What was it about these early Christian families which made them such a dynamic part of the expansion of the early Church? Perhaps it is to be found in that strange paradox whereby Jesus had told his disciples to leave their families, to turn away from father and mother, brothers and sisters and children for the sake of the kingdom. The early Christian family was a strong nucleus and resource for spreading the Gospel, but never one closed in on itself.

This leads me to another characteristic of the early Church. It was outgoing. It was missionary. It was missionary both in the manner in which it won new converts but also in the manner in which it quickly left its mark on the society in which it lived. The description in Acts is beautiful. It says that the Christians "had the goodwill of all the people". The Christian community will evangelize not through polemics and denunciations, but through living its life in a way which wins the respect, the goodwill and the confidence of "all the people".
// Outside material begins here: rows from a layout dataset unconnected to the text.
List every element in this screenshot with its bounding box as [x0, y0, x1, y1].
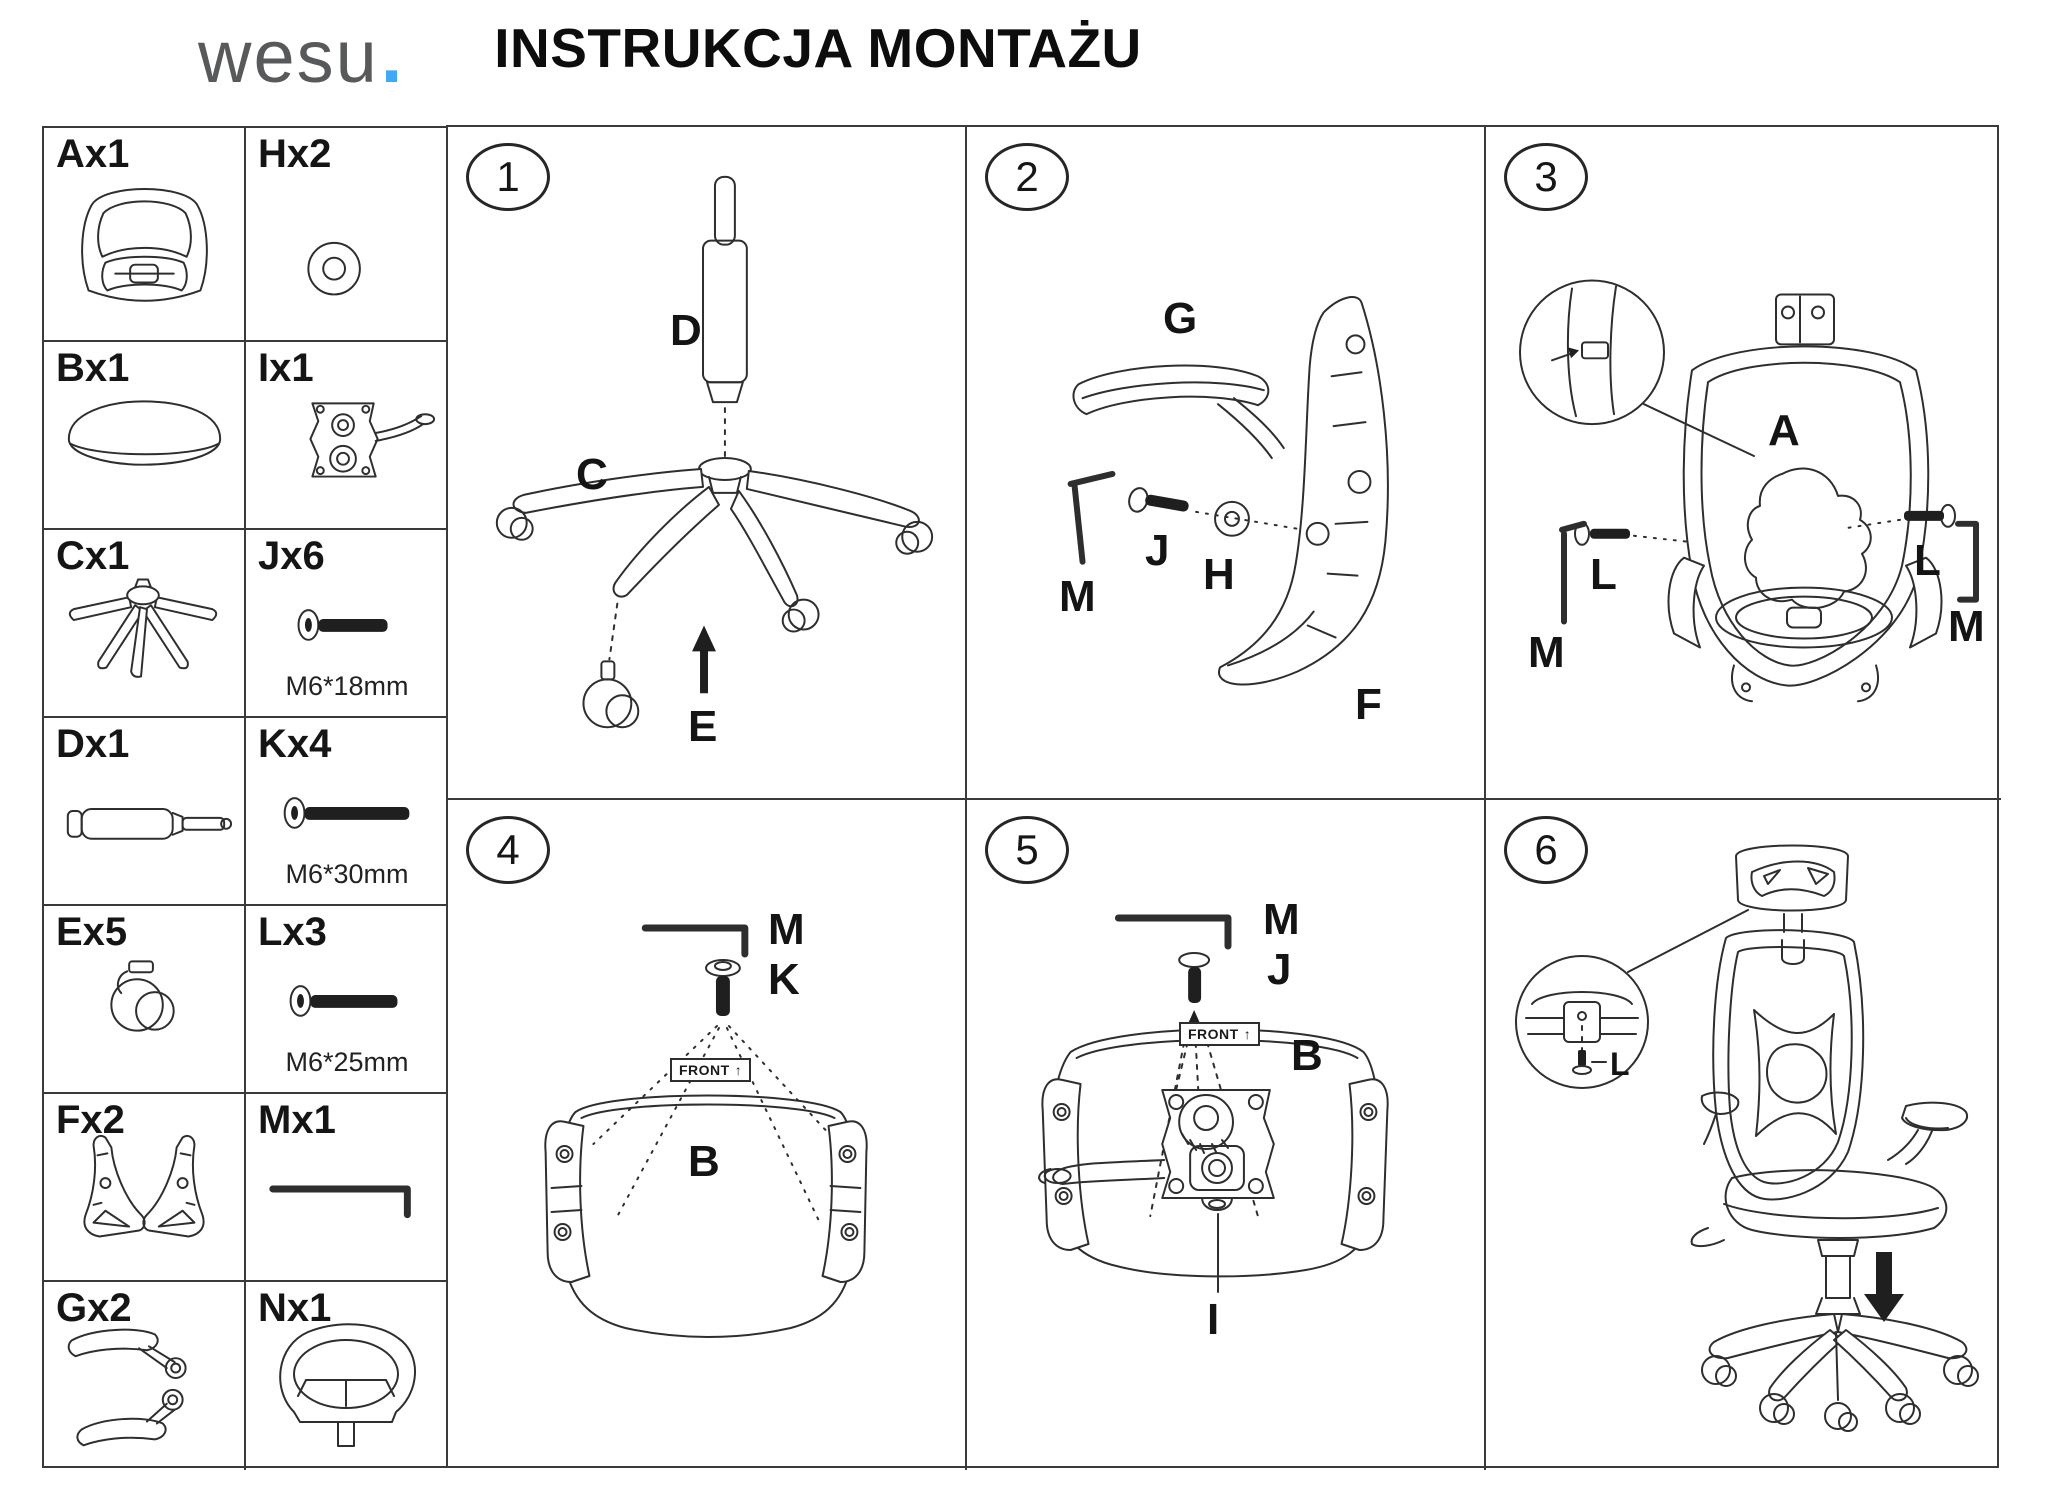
part-cell-l	[246, 906, 448, 1094]
label-i: I	[1207, 1295, 1220, 1344]
allen-key-left-icon	[1562, 524, 1584, 622]
screw-part-icon	[246, 906, 448, 1092]
step-1-drawing	[448, 127, 965, 798]
part-id: Ex5	[56, 910, 128, 954]
step-5-panel	[967, 800, 1486, 1470]
label-j: J	[1267, 945, 1292, 994]
screw-part-icon	[246, 718, 448, 904]
step-2-drawing	[967, 127, 1484, 798]
armrest-part-icon	[44, 1282, 244, 1470]
part-id: Lx3	[258, 910, 327, 954]
part-cell-b	[44, 342, 246, 530]
step-6-panel	[1486, 800, 2001, 1470]
front-tag-text: FRONT	[1188, 1026, 1239, 1042]
headrest-part-icon	[246, 1282, 448, 1470]
screw-icon	[1179, 953, 1209, 1003]
label-b: B	[1291, 1031, 1323, 1080]
label-f: F	[1355, 680, 1382, 729]
part-cell-d	[44, 718, 246, 906]
allen-key-icon	[1118, 918, 1228, 946]
part-note: M6*25mm	[285, 1047, 409, 1077]
step-4-drawing	[448, 800, 965, 1470]
part-id: Jx6	[258, 534, 325, 578]
step-number: 2	[985, 143, 1069, 211]
down-arrow-icon	[1864, 1252, 1904, 1322]
step-4-panel	[448, 800, 967, 1470]
part-cell-g	[44, 1282, 246, 1470]
label-k: K	[768, 955, 800, 1004]
allen-key-right-icon	[1958, 524, 1976, 600]
part-cell-j	[246, 530, 448, 718]
base-drawing	[497, 458, 932, 631]
label-l-left: L	[1590, 550, 1617, 599]
part-id: Kx4	[258, 722, 332, 766]
gas-lift-part-icon	[44, 718, 244, 904]
step-number: 6	[1504, 816, 1588, 884]
gas-lift-drawing	[703, 177, 747, 402]
allen-key-part-icon	[246, 1094, 448, 1280]
part-id: Bx1	[56, 346, 130, 390]
part-id: Ax1	[56, 132, 130, 176]
step-number: 3	[1504, 143, 1588, 211]
label-b: B	[688, 1137, 720, 1186]
seat-underside-drawing	[545, 1096, 866, 1338]
part-cell-a	[44, 128, 246, 342]
step-number: 4	[466, 816, 550, 884]
label-m-right: M	[1948, 602, 1985, 651]
part-id: Fx2	[56, 1098, 125, 1142]
step-6-drawing	[1486, 800, 2001, 1470]
front-tag	[670, 1058, 751, 1082]
seat-side-frame-drawing	[1219, 297, 1388, 684]
part-id: Dx1	[56, 722, 130, 766]
front-tag-arrow-icon: ↑	[734, 1062, 743, 1078]
part-cell-f	[44, 1094, 246, 1282]
label-c: C	[576, 450, 608, 499]
seat-cushion-part-icon	[44, 342, 244, 528]
step-5-drawing	[967, 800, 1484, 1470]
label-d: D	[670, 306, 702, 355]
part-id: Hx2	[258, 132, 332, 176]
part-id: Cx1	[56, 534, 130, 578]
part-cell-c	[44, 530, 246, 718]
parts-list	[42, 126, 448, 1468]
front-tag-arrow-icon: ↑	[1243, 1026, 1252, 1042]
screw-part-icon	[246, 530, 448, 716]
part-cell-n	[246, 1282, 448, 1470]
front-tag-text: FRONT	[679, 1062, 730, 1078]
part-cell-h	[246, 128, 448, 342]
part-id: Nx1	[258, 1286, 332, 1330]
bracket-part-icon	[44, 1094, 244, 1280]
label-h: H	[1203, 550, 1235, 599]
part-cell-k	[246, 718, 448, 906]
zoom-detail-circle	[1520, 281, 1664, 425]
step-number: 5	[985, 816, 1069, 884]
step-3-panel	[1486, 127, 2001, 800]
screw-right-icon	[1904, 505, 1955, 527]
part-id: Gx2	[56, 1286, 132, 1330]
backrest-drawing	[1669, 295, 1942, 702]
up-arrow-icon	[692, 626, 716, 694]
label-l-right: L	[1914, 536, 1941, 585]
allen-key-icon	[645, 928, 745, 954]
part-note: M6*30mm	[285, 859, 409, 889]
part-cell-e	[44, 906, 246, 1094]
label-m: M	[768, 905, 805, 954]
washer-part-icon	[246, 128, 448, 340]
armrest-drawing	[1073, 366, 1283, 458]
front-tag	[1179, 1022, 1260, 1046]
backrest-part-icon	[44, 128, 244, 340]
allen-key-icon	[1071, 474, 1113, 562]
brand-logo	[198, 10, 402, 101]
label-l: L	[1610, 1046, 1630, 1082]
caster-part-icon	[44, 906, 244, 1092]
washer-icon	[1215, 502, 1249, 536]
brand-logo-text: wesu	[198, 15, 379, 98]
assembly-steps	[446, 125, 1999, 1468]
step-3-drawing	[1486, 127, 2001, 798]
screw-icon	[706, 960, 740, 1016]
step-number: 1	[466, 143, 550, 211]
base-part-icon	[44, 530, 244, 716]
label-j: J	[1145, 526, 1170, 575]
part-cell-i	[246, 342, 448, 530]
caster-drawing	[583, 661, 638, 727]
page-title: INSTRUKCJA MONTAŻU	[494, 17, 1142, 79]
label-m-left: M	[1528, 628, 1565, 677]
part-note: M6*18mm	[285, 671, 409, 701]
label-m: M	[1263, 895, 1300, 944]
label-g: G	[1163, 294, 1198, 343]
screw-icon	[1127, 486, 1190, 514]
part-id: Ix1	[258, 346, 314, 390]
label-m: M	[1059, 572, 1096, 621]
mechanism-part-icon	[246, 342, 448, 528]
part-cell-m	[246, 1094, 448, 1282]
brand-logo-dot: .	[380, 11, 403, 99]
part-id: Mx1	[258, 1098, 336, 1142]
label-e: E	[688, 702, 718, 751]
chair-drawing	[1692, 846, 1978, 1432]
step-1-panel	[448, 127, 967, 800]
step-2-panel	[967, 127, 1486, 800]
label-a: A	[1768, 406, 1800, 455]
What then are the factors that alienate people from the Church structures of today? Probably the most significant negative factor that influences attitudes to the Church in today's Ireland is the place of women in the Church. I am not saying that just because of the comments in these days by President McAleese. Indeed I was happy to note that President McAleese quoted that exact phrase of mine in her speech today. Her challenge to the internal culture of the Church today was brutally stark. Some may find it unpleasant or unwelcome. I must accept the challenge with the humility of one who recognises her alienation.

A second challenge is the situation of young people. A survey of young people's attitude to parish was carried out in the Dublin diocese as part of the preparation for the upcoming Synod of Bishops called by Pope Francis. The report was one of the most disappointing documents that I read since becoming Archbishop. Young people felt unwelcome in their parishes. I quote, without any comment and leave judgement to yourselves: "A number of young people noted that it was people in parishes (priests and parishioners) who were the greatest obstacles for young people getting involved".

Where does the Church find itself in the midst of rapid cultural change in Ireland? Faith involves a different way of living within any culture. What is involved is not a negative reaction or simple rejection of a changing world.

In the past the Church and the Irish Church in particular was a highly moralising Church. Jesus did not write an arid rulebook as an inspiration for his followers. Jesus did not think that belief in him could be attained through imposition. Faith in Jesus is no ideology. It is about a faith which enables each individual to attain robust gospel wisdom, a freedom to renounce security for ourselves in order to live for others as Jesus did and then finding joy and fulfilment in living the Gospel.

Ministry in the Church in the years to come will have much less to do with management and structures. It will be about men and women who have the ability to speak the language of faith authentically in a world where that language may be alien and to speak in a way that attracts.

The fellowship of the early Church was more radical than most of us would envisage for ourselves today. It was marked by a spirit of sharing of all goods by all in order to ensure that no one was left in need. That is a real challenge to a wealthy Church living in a wealthy world surrounded by so many on the margins.